Happy European Textile Machinery Manufacturers

Behind the success of European Textile Machinery Manufacturers having announced their reports for the first quarter of 2014 are the manufacturers associations

  30 July 2014 09:26 Wednesday
Happy European Textile Machinery Manufacturers

European Textile Machinery Manufacturers have started to announce their 2014 first quarter result with the public. As per these reports the European Textile Machinery Manufacturers have obtained great profits again thanks to their associations conducting promotion studies as wells as the technology and quality they have.

Associations like ACIMIT, VDMA, SwissMem are paying great importance to the promotion of their members. One of the best examples of this was ITMA ASIA + CITME 2014. Associations being in an intense effort to promote and introduce their members have achieved and held huge promotion campaigns. These associations, who have adopted sustainable production and economic growth as main principal, presented a wide solution spectrum to their visitors in Shanghai. As it was this case, no institution or association supposed to represent the Turkish Textile Machinery industry was present from Turkey in Shanghai. When we have a look at Andritz and Picanol’s first quarter figures, it can be seen that the marketing and sales success of manufacturers association is quite obvious.

Andritz Group

The leading manufacturer of Nonwoven technologies Andritz Group has shared their 2014 first quarter reports with the public. As per the report announced, the sales of Andritz have reached 1.219,5 million euros from 1.138,8 million euros compared to the same period of the previous year (2013 first quarter).

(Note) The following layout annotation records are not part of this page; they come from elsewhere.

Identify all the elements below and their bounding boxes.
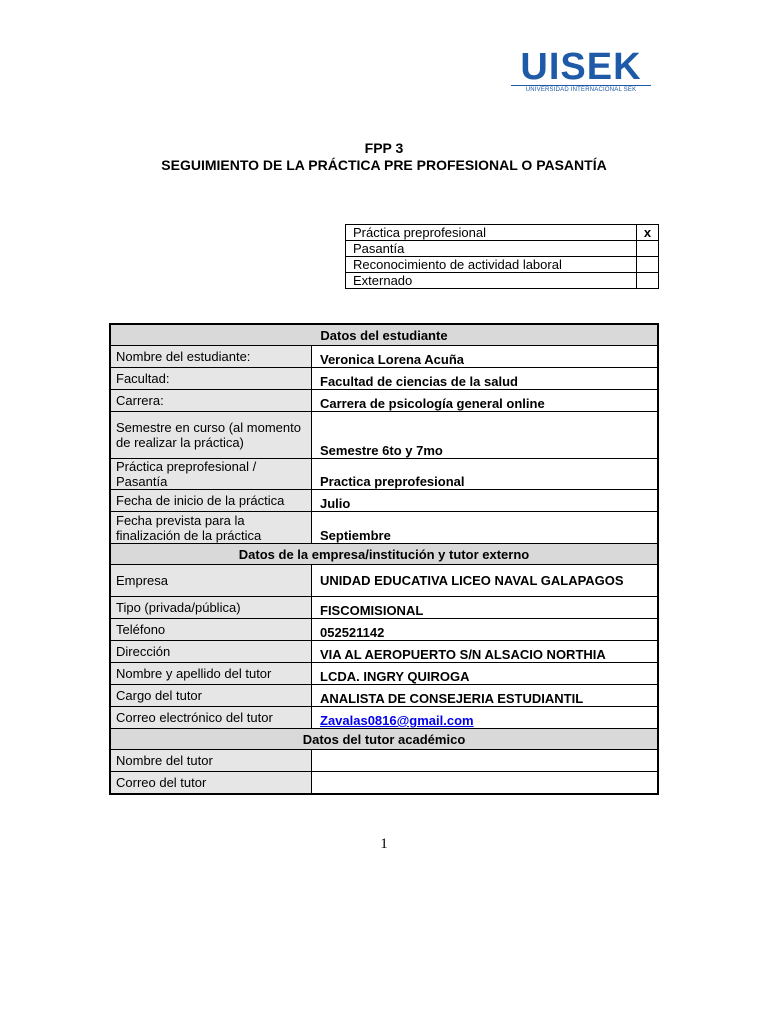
field-label: Correo electrónico del tutor	[110, 707, 312, 729]
field-label: Facultad:	[110, 368, 312, 390]
field-label: Fecha prevista para la finalización de la práctica	[110, 512, 312, 544]
table-row	[110, 685, 658, 707]
field-value[interactable]: UNIDAD EDUCATIVA LICEO NAVAL GALAPAGOS	[312, 565, 659, 597]
section-header-academic	[110, 729, 658, 750]
table-row	[110, 490, 658, 512]
field-value[interactable]: Septiembre	[312, 512, 659, 544]
section-title: Datos del estudiante	[110, 324, 658, 346]
practice-type-row	[346, 225, 659, 241]
practice-type-row	[346, 273, 659, 289]
field-value[interactable]: Veronica Lorena Acuña	[312, 346, 659, 368]
page-number: 1	[380, 836, 388, 852]
table-row	[110, 772, 658, 794]
field-value[interactable]: VIA AL AEROPUERTO S/N ALSACIO NORTHIA	[312, 641, 659, 663]
table-row	[110, 565, 658, 597]
section-header-company	[110, 544, 658, 565]
section-title: Datos del tutor académico	[110, 729, 658, 750]
practice-type-row	[346, 257, 659, 273]
table-row	[110, 368, 658, 390]
practice-type-label: Externado	[346, 273, 637, 289]
field-label: Correo del tutor	[110, 772, 312, 794]
practice-type-mark[interactable]: x	[637, 225, 659, 241]
field-value[interactable]: ANALISTA DE CONSEJERIA ESTUDIANTIL	[312, 685, 659, 707]
table-row	[110, 641, 658, 663]
table-row	[110, 663, 658, 685]
table-row	[110, 346, 658, 368]
practice-type-mark[interactable]	[637, 241, 659, 257]
field-value[interactable]: Facultad de ciencias de la salud	[312, 368, 659, 390]
practice-type-row	[346, 241, 659, 257]
field-label: Empresa	[110, 565, 312, 597]
field-label: Dirección	[110, 641, 312, 663]
field-label: Tipo (privada/pública)	[110, 597, 312, 619]
field-label: Cargo del tutor	[110, 685, 312, 707]
field-label: Carrera:	[110, 390, 312, 412]
field-label: Nombre del tutor	[110, 750, 312, 772]
field-value[interactable]: FISCOMISIONAL	[312, 597, 659, 619]
logo-wordmark: UISEK	[520, 46, 642, 88]
table-row	[110, 597, 658, 619]
field-value[interactable]: Semestre 6to y 7mo	[312, 412, 659, 459]
field-value[interactable]: LCDA. INGRY QUIROGA	[312, 663, 659, 685]
field-label: Fecha de inicio de la práctica	[110, 490, 312, 512]
table-row	[110, 390, 658, 412]
field-value[interactable]: Carrera de psicología general online	[312, 390, 659, 412]
table-row	[110, 512, 658, 544]
practice-type-table	[345, 224, 659, 289]
practice-type-mark[interactable]	[637, 273, 659, 289]
field-value[interactable]: Practica preprofesional	[312, 459, 659, 490]
table-row	[110, 619, 658, 641]
practice-type-label: Reconocimiento de actividad laboral	[346, 257, 637, 273]
practice-type-label: Pasantía	[346, 241, 637, 257]
table-row	[110, 707, 658, 729]
field-value[interactable]	[312, 772, 659, 794]
field-value[interactable]: 052521142	[312, 619, 659, 641]
table-row	[110, 459, 658, 490]
field-label: Práctica preprofesional / Pasantía	[110, 459, 312, 490]
field-label: Semestre en curso (al momento de realizar la práctica)	[110, 412, 312, 459]
field-label: Nombre del estudiante:	[110, 346, 312, 368]
field-value	[312, 707, 659, 729]
table-row	[110, 750, 658, 772]
field-label: Teléfono	[110, 619, 312, 641]
field-label: Nombre y apellido del tutor	[110, 663, 312, 685]
practice-type-mark[interactable]	[637, 257, 659, 273]
practice-type-label: Práctica preprofesional	[346, 225, 637, 241]
logo-subtitle: UNIVERSIDAD INTERNACIONAL SEK	[511, 85, 651, 93]
tutor-email-link[interactable]: Zavalas0816@gmail.com	[320, 713, 474, 728]
section-header-student	[110, 324, 658, 346]
uisek-logo	[511, 46, 651, 96]
field-value[interactable]: Julio	[312, 490, 659, 512]
section-title: Datos de la empresa/institución y tutor externo	[110, 544, 658, 565]
document-code: FPP 3	[364, 140, 404, 156]
document-title: SEGUIMIENTO DE LA PRÁCTICA PRE PROFESIONAL O PASANTÍA	[161, 157, 607, 173]
field-value[interactable]	[312, 750, 659, 772]
student-data-table	[109, 323, 659, 795]
table-row	[110, 412, 658, 459]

As per the report the increasing order placements increased by 35,2% compared to the first quarter of 2013. The cumulated orders reached to 7.734,7 million euros as of 31 March 2014. The interest tax and profit before amortization reached by 48,6 million euros while the net income excluding non-controlling interest shares reached 20.7 million euros, which is above the previous year’s lowest interest rates.

Picanol Group

Picanol Group, who is one of the strongest players of the global market with the machineries it develops, realized a consolidated turnover of 111.79 million euros in the first quarter of 2014, compared to 146.00 million euros in the exceptionally  strong first quarter of 2013 and in line with the 107.05 million euros in the first quarter of 2012. Picanol having realized a turnover parallel to 2012 in the first quarter of 2014 decided to increase its activities dedicated to export within the variable world economy. Picanol accelerated its investments in the international market where tight cost control is crucial due to today’s textile market nature. Due to the cyclical nature of the textile market, strict cost-control remains of the essence.

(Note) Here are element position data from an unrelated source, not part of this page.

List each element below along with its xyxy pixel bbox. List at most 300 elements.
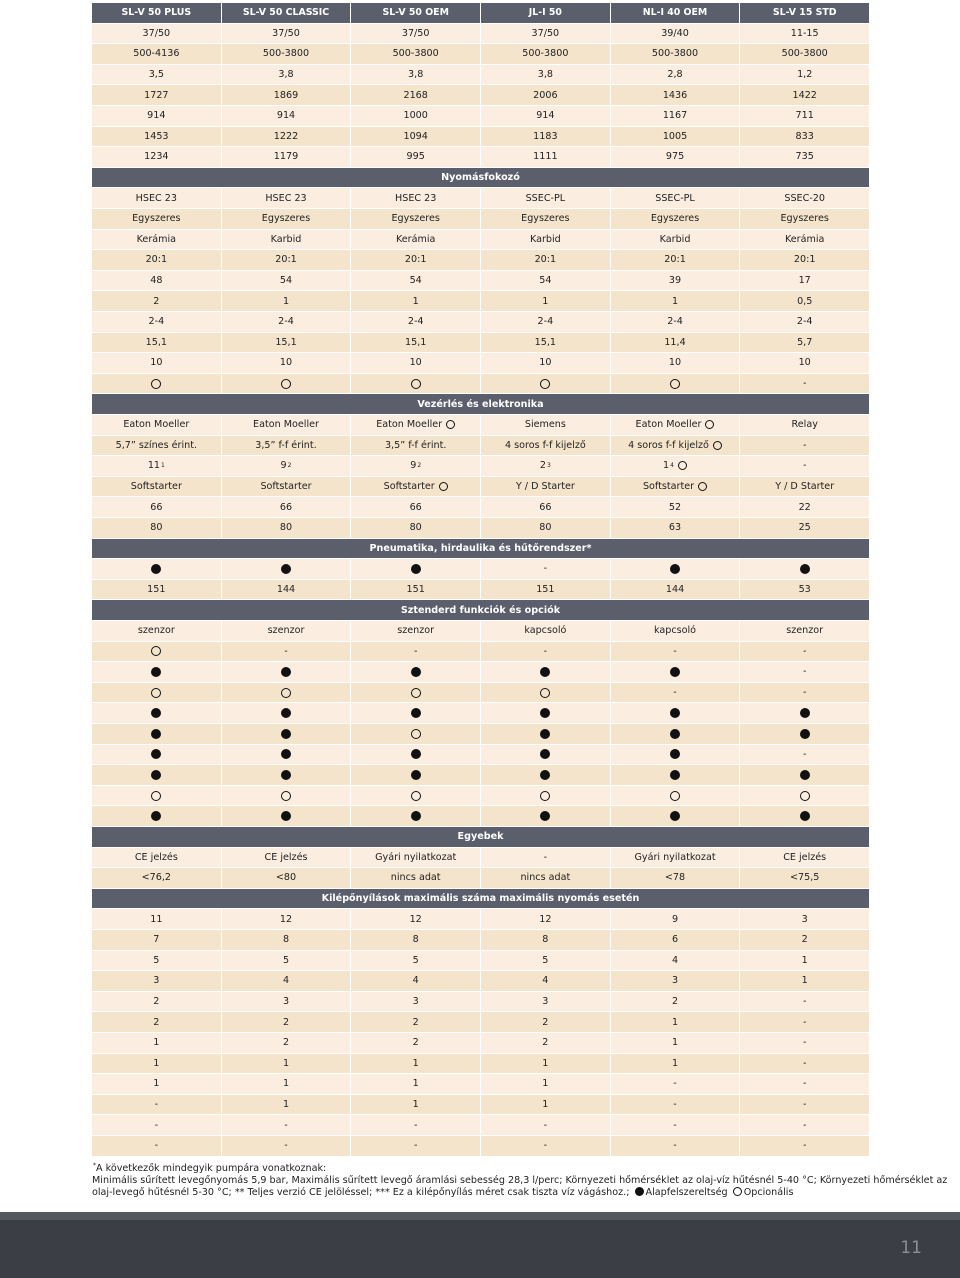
table-cell (92, 1074, 221, 1094)
table-row (92, 992, 869, 1013)
table-cell (611, 848, 740, 868)
cell-text: 1094 (403, 130, 428, 142)
standard-dot-icon (670, 564, 680, 574)
table-row (92, 85, 869, 106)
table-row (92, 786, 869, 807)
table-row (92, 951, 869, 972)
cell-text: 833 (795, 130, 814, 142)
table-cell (481, 271, 610, 291)
cell-text: Kerámia (136, 233, 177, 245)
table-cell (740, 312, 869, 332)
standard-dot-icon (540, 811, 550, 821)
footer-stripe (0, 1212, 960, 1220)
standard-dot-icon (411, 667, 421, 677)
table-cell (92, 745, 221, 765)
table-cell (611, 127, 740, 147)
table-cell (481, 1012, 610, 1032)
table-cell (351, 436, 480, 456)
table-cell (481, 24, 610, 44)
cell-text: 37/50 (142, 27, 171, 39)
table-cell (92, 580, 221, 600)
table-cell (92, 724, 221, 744)
table-cell (481, 642, 610, 662)
optional-circle-icon (281, 379, 291, 389)
optional-circle-icon (670, 379, 680, 389)
cell-text: 1000 (403, 110, 428, 122)
table-cell (481, 868, 610, 888)
cell-text: 3 (801, 913, 808, 925)
cell-text: 20:1 (664, 254, 686, 266)
cell-text: - (543, 851, 548, 863)
table-row (92, 745, 869, 766)
cell-text: 9 (280, 460, 287, 472)
table-cell (740, 127, 869, 147)
cell-text: 53 (798, 584, 811, 596)
table-cell (740, 868, 869, 888)
standard-dot-icon (281, 729, 291, 739)
table-cell (92, 147, 221, 167)
table-row (92, 209, 869, 230)
cell-text: 3,5” f-f érint. (384, 439, 447, 451)
cell-text: 1,2 (797, 69, 813, 81)
cell-text: 5 (153, 954, 160, 966)
table-row (92, 106, 869, 127)
cell-text: nincs adat (520, 872, 571, 884)
table-cell (740, 1095, 869, 1115)
table-row (92, 65, 869, 86)
spec-table (92, 3, 869, 1157)
standard-dot-icon (670, 770, 680, 780)
section-title: Vezérlés és elektronika (92, 394, 869, 414)
table-cell (481, 951, 610, 971)
table-cell (481, 85, 610, 105)
cell-text: 39 (668, 275, 682, 287)
cell-text: 8 (542, 934, 549, 946)
column-header: SL-V 15 STD (740, 3, 869, 23)
table-cell (222, 992, 351, 1012)
cell-text: 37/50 (401, 27, 430, 39)
cell-text: 500-3800 (651, 48, 699, 60)
table-cell (611, 971, 740, 991)
cell-text: 2 (539, 460, 546, 472)
table-cell (611, 724, 740, 744)
cell-text: 5 (412, 954, 419, 966)
table-cell (740, 436, 869, 456)
optional-circle-icon (151, 688, 161, 698)
table-row (92, 642, 869, 663)
cell-text: - (413, 1140, 418, 1152)
table-row (92, 518, 869, 539)
cell-text: 3 (671, 975, 679, 987)
optional-circle-icon (411, 688, 421, 698)
table-cell (222, 1012, 351, 1032)
table-row (92, 497, 869, 518)
cell-text: - (543, 1119, 548, 1131)
table-cell (92, 127, 221, 147)
cell-text: Egyszeres (780, 213, 829, 225)
table-cell (222, 951, 351, 971)
optional-circle-icon (281, 791, 291, 801)
cell-text: 20:1 (404, 254, 427, 266)
table-cell (351, 250, 480, 270)
cell-text: 3,5 (148, 69, 164, 81)
cell-text: - (802, 1078, 807, 1090)
cell-text: 80 (409, 522, 422, 534)
table-cell (611, 559, 740, 579)
table-cell (740, 662, 869, 682)
table-cell (222, 724, 351, 744)
table-cell (481, 930, 610, 950)
table-row (92, 44, 869, 65)
table-cell (481, 580, 610, 600)
cell-text: Softstarter (642, 481, 695, 493)
cell-text: 1 (671, 1016, 679, 1028)
table-cell (611, 1054, 740, 1074)
table-cell (611, 477, 740, 497)
cell-text: - (284, 645, 288, 657)
cell-superscript: 4 (670, 462, 674, 470)
cell-text: 1 (412, 295, 419, 307)
table-cell (222, 662, 351, 682)
table-row (92, 621, 869, 642)
table-cell (611, 456, 740, 476)
table-row (92, 1074, 869, 1095)
table-cell (92, 497, 221, 517)
table-cell (222, 44, 351, 64)
cell-text: <75,5 (789, 872, 820, 884)
standard-dot-icon (670, 749, 680, 759)
table-cell (222, 436, 351, 456)
section-header-row (92, 827, 869, 848)
cell-text: 10 (409, 357, 422, 369)
cell-text: Egyszeres (391, 213, 440, 225)
table-cell (222, 497, 351, 517)
cell-text: 2 (542, 1016, 549, 1028)
cell-text: 15,1 (404, 336, 427, 348)
cell-text: 1 (282, 1057, 290, 1069)
cell-text: 2-4 (667, 316, 683, 328)
table-cell (611, 642, 740, 662)
footnotes (92, 1160, 948, 1199)
cell-text: - (802, 666, 807, 678)
cell-text: kapcsoló (654, 625, 697, 637)
table-cell (351, 85, 480, 105)
cell-text: 4 (412, 975, 419, 987)
table-cell (740, 992, 869, 1012)
table-row (92, 806, 869, 827)
table-cell (351, 353, 480, 373)
cell-text: Siemens (524, 419, 566, 431)
cell-text: 8 (282, 934, 290, 946)
cell-text: 1111 (533, 151, 558, 163)
table-cell (740, 1074, 869, 1094)
cell-text: 975 (665, 151, 685, 163)
cell-text: 2-4 (796, 316, 813, 328)
cell-text: 1222 (273, 130, 299, 142)
table-cell (351, 848, 480, 868)
table-cell (740, 909, 869, 929)
table-cell (740, 518, 869, 538)
table-cell (611, 703, 740, 723)
table-row (92, 291, 869, 312)
table-cell (222, 65, 351, 85)
cell-text: - (154, 1099, 159, 1111)
cell-text: Karbid (659, 233, 691, 245)
cell-text: szenzor (397, 625, 435, 637)
cell-text: Karbid (270, 233, 302, 245)
standard-dot-icon (411, 564, 421, 574)
table-cell (611, 230, 740, 250)
table-cell (611, 786, 740, 806)
table-cell (611, 1033, 740, 1053)
table-cell (481, 374, 610, 394)
cell-text: 66 (279, 501, 293, 513)
cell-text: - (802, 439, 807, 451)
cell-text: 914 (276, 110, 296, 122)
cell-text: 914 (147, 110, 166, 122)
table-cell (481, 621, 610, 641)
cell-text: <76,2 (141, 872, 172, 884)
table-cell (92, 188, 221, 208)
standard-dot-icon (151, 770, 161, 780)
table-cell (481, 353, 610, 373)
table-cell (481, 971, 610, 991)
table-cell (222, 683, 351, 703)
cell-text: Egyszeres (521, 213, 570, 225)
table-cell (481, 333, 610, 353)
table-cell (740, 65, 869, 85)
table-cell (92, 106, 221, 126)
table-cell (351, 1115, 480, 1135)
standard-dot-icon (800, 811, 810, 821)
optional-circle-icon (540, 688, 550, 698)
footnote-line-1 (92, 1160, 882, 1175)
standard-dot-icon (670, 811, 680, 821)
optional-circle-icon (411, 379, 421, 389)
table-cell (611, 621, 740, 641)
optional-circle-icon (411, 729, 421, 739)
optional-circle-icon (540, 791, 550, 801)
table-cell (92, 786, 221, 806)
cell-text: HSEC 23 (135, 192, 177, 204)
section-header-row (92, 600, 869, 621)
table-cell (481, 477, 610, 497)
table-cell (351, 683, 480, 703)
table-cell (481, 188, 610, 208)
table-row (92, 374, 869, 395)
table-cell (222, 1054, 351, 1074)
cell-text: - (543, 645, 548, 657)
standard-dot-icon (411, 770, 421, 780)
table-row (92, 436, 869, 457)
legend-optional: Opcionális (743, 1187, 794, 1199)
cell-text: 10 (668, 357, 682, 369)
cell-text: 2006 (533, 89, 558, 101)
table-cell (481, 662, 610, 682)
cell-text: 54 (539, 275, 552, 287)
cell-text: 11 (147, 460, 161, 472)
standard-dot-icon (411, 811, 421, 821)
table-cell (481, 456, 610, 476)
table-cell (611, 209, 740, 229)
table-row (92, 127, 869, 148)
table-cell (222, 209, 351, 229)
table-cell (92, 765, 221, 785)
section-header-row (92, 394, 869, 415)
cell-text: 10 (539, 357, 552, 369)
cell-superscript: 3 (546, 462, 551, 470)
table-row (92, 724, 869, 745)
cell-text: - (284, 1119, 288, 1131)
table-cell (611, 436, 740, 456)
cell-text: - (802, 378, 807, 390)
table-cell (351, 291, 480, 311)
cell-text: SSEC-PL (655, 192, 695, 204)
table-row (92, 909, 869, 930)
table-cell (611, 85, 740, 105)
table-cell (222, 621, 351, 641)
cell-text: Kerámia (395, 233, 436, 245)
table-cell (351, 1033, 480, 1053)
table-row (92, 868, 869, 889)
table-cell (92, 848, 221, 868)
cell-text: 20:1 (275, 254, 297, 266)
cell-text: 8 (412, 934, 419, 946)
optional-circle-icon (439, 482, 448, 491)
cell-text: 2-4 (537, 316, 554, 328)
cell-text: 3 (542, 996, 549, 1008)
optional-circle-icon (733, 1187, 742, 1196)
table-cell (92, 436, 221, 456)
table-cell (351, 559, 480, 579)
table-cell (611, 909, 740, 929)
table-row (92, 188, 869, 209)
table-cell (740, 786, 869, 806)
cell-text: Eaton Moeller (253, 419, 319, 431)
cell-text: - (673, 645, 677, 657)
table-cell (92, 868, 221, 888)
cell-superscript: 1 (161, 462, 165, 470)
section-title: Egyebek (92, 827, 869, 847)
table-row (92, 24, 869, 45)
table-cell (611, 765, 740, 785)
table-cell (222, 868, 351, 888)
cell-text: 2 (801, 934, 808, 946)
table-cell (351, 188, 480, 208)
cell-text: 0,5 (797, 295, 813, 307)
section-header-row (92, 168, 869, 189)
cell-text: 10 (279, 357, 293, 369)
cell-text: 1167 (662, 110, 688, 122)
table-cell (740, 1115, 869, 1135)
table-cell (611, 518, 740, 538)
table-cell (351, 415, 480, 435)
table-cell (611, 24, 740, 44)
table-cell (351, 1054, 480, 1074)
table-cell (740, 456, 869, 476)
table-cell (740, 1033, 869, 1053)
table-cell (351, 1136, 480, 1156)
cell-text: 2 (153, 295, 160, 307)
footnote-line-2: Minimális sűrített levegőnyomás 5,9 bar, Maximális sűrített levegő áramlási sebesség 28,3 l/perc; Környezeti hőmérséklet az olaj-víz hűtésnél 5-40 °C; Környezeti hőmérséklet az (92, 1175, 948, 1187)
table-cell (481, 147, 610, 167)
table-cell (222, 415, 351, 435)
table-cell (92, 312, 221, 332)
table-cell (481, 209, 610, 229)
table-cell (351, 65, 480, 85)
table-cell (222, 85, 351, 105)
cell-text: 3,8 (408, 69, 424, 81)
cell-text: 4 (282, 975, 290, 987)
cell-text: 1 (153, 1057, 160, 1069)
cell-text: 2 (542, 1037, 549, 1049)
table-cell (351, 971, 480, 991)
cell-text: 1 (671, 1057, 679, 1069)
table-cell (222, 971, 351, 991)
optional-circle-icon (670, 791, 680, 801)
table-row (92, 271, 869, 292)
table-cell (222, 559, 351, 579)
cell-text: 20:1 (793, 254, 816, 266)
table-row (92, 971, 869, 992)
table-row (92, 580, 869, 601)
cell-text: 4 soros f-f kijelző (504, 439, 586, 451)
cell-text: 500-3800 (262, 48, 310, 60)
column-header: SL-V 50 CLASSIC (222, 3, 351, 23)
cell-superscript: 2 (287, 462, 292, 470)
standard-dot-icon (281, 811, 291, 821)
cell-text: - (802, 1057, 807, 1069)
table-cell (481, 1136, 610, 1156)
page-footer (0, 1212, 960, 1278)
table-cell (222, 353, 351, 373)
table-row (92, 230, 869, 251)
table-cell (222, 909, 351, 929)
table-cell (611, 497, 740, 517)
cell-text: 2 (412, 1016, 419, 1028)
table-cell (611, 1095, 740, 1115)
cell-text: 20:1 (145, 254, 168, 266)
table-cell (351, 703, 480, 723)
table-cell (481, 992, 610, 1012)
table-cell (351, 127, 480, 147)
cell-text: - (673, 1078, 677, 1090)
table-cell (611, 930, 740, 950)
optional-circle-icon (151, 791, 161, 801)
table-cell (611, 1012, 740, 1032)
table-row (92, 1054, 869, 1075)
table-cell (351, 1074, 480, 1094)
table-cell (611, 1115, 740, 1135)
table-cell (611, 291, 740, 311)
table-row (92, 1136, 869, 1157)
table-cell (481, 1095, 610, 1115)
cell-text: nincs adat (390, 872, 441, 884)
table-cell (481, 312, 610, 332)
cell-text: 3,8 (537, 69, 553, 81)
table-cell (481, 909, 610, 929)
cell-text: 2 (153, 1016, 160, 1028)
table-cell (481, 497, 610, 517)
table-cell (481, 683, 610, 703)
table-cell (222, 333, 351, 353)
column-header: SL-V 50 OEM (351, 3, 480, 23)
cell-text: - (802, 687, 807, 699)
table-cell (481, 65, 610, 85)
section-header-row (92, 539, 869, 560)
cell-text: 1234 (144, 151, 169, 163)
table-cell (92, 1095, 221, 1115)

Despite the global slowdown in the first quarter of 2014 in the field of weaving machineries, Picanol established its production policy on productivity and quality and decided to continue the investments targeted. Picanol having launched an investment project at Ypres for an amount of 17.5 million euros in 2013 plans to complete its new plant in the second half of 2014.

Picanol Outscores

Mr.Chris Dewulf, CEO of Picanol informed that they are after innovation constantly as Picanol Group. Dewulf, who informed that they are having important studies about especially energy, time, and material quality, machine function and market fields, underlined that as a result of being successful in these fields, it is inevitable that the company is preferable and continued as follows: “All countries performing activity in the global arena continues to prefer these five steps in every technology. However the issue most paid attention are of course the ones dedicated to reduce energy costs. We continue to make difference in that sense. We increase the profitability rates of companies due to less energy use. On the other hand, the problem-free use of the machinery is among the most important aspects contributing positively to the companies’ production process. The fact that all the components in the machine are electronic prevents individual time losses.”

Although there is a global slowdown in weaving machineries at the moment, Dewulf states that the demand for environmentally-friendly, cost effective and productive machineries constantly increases and concluded his words by noting that in that sense Picanol’s weaving machineries included new technologies providing energy saving.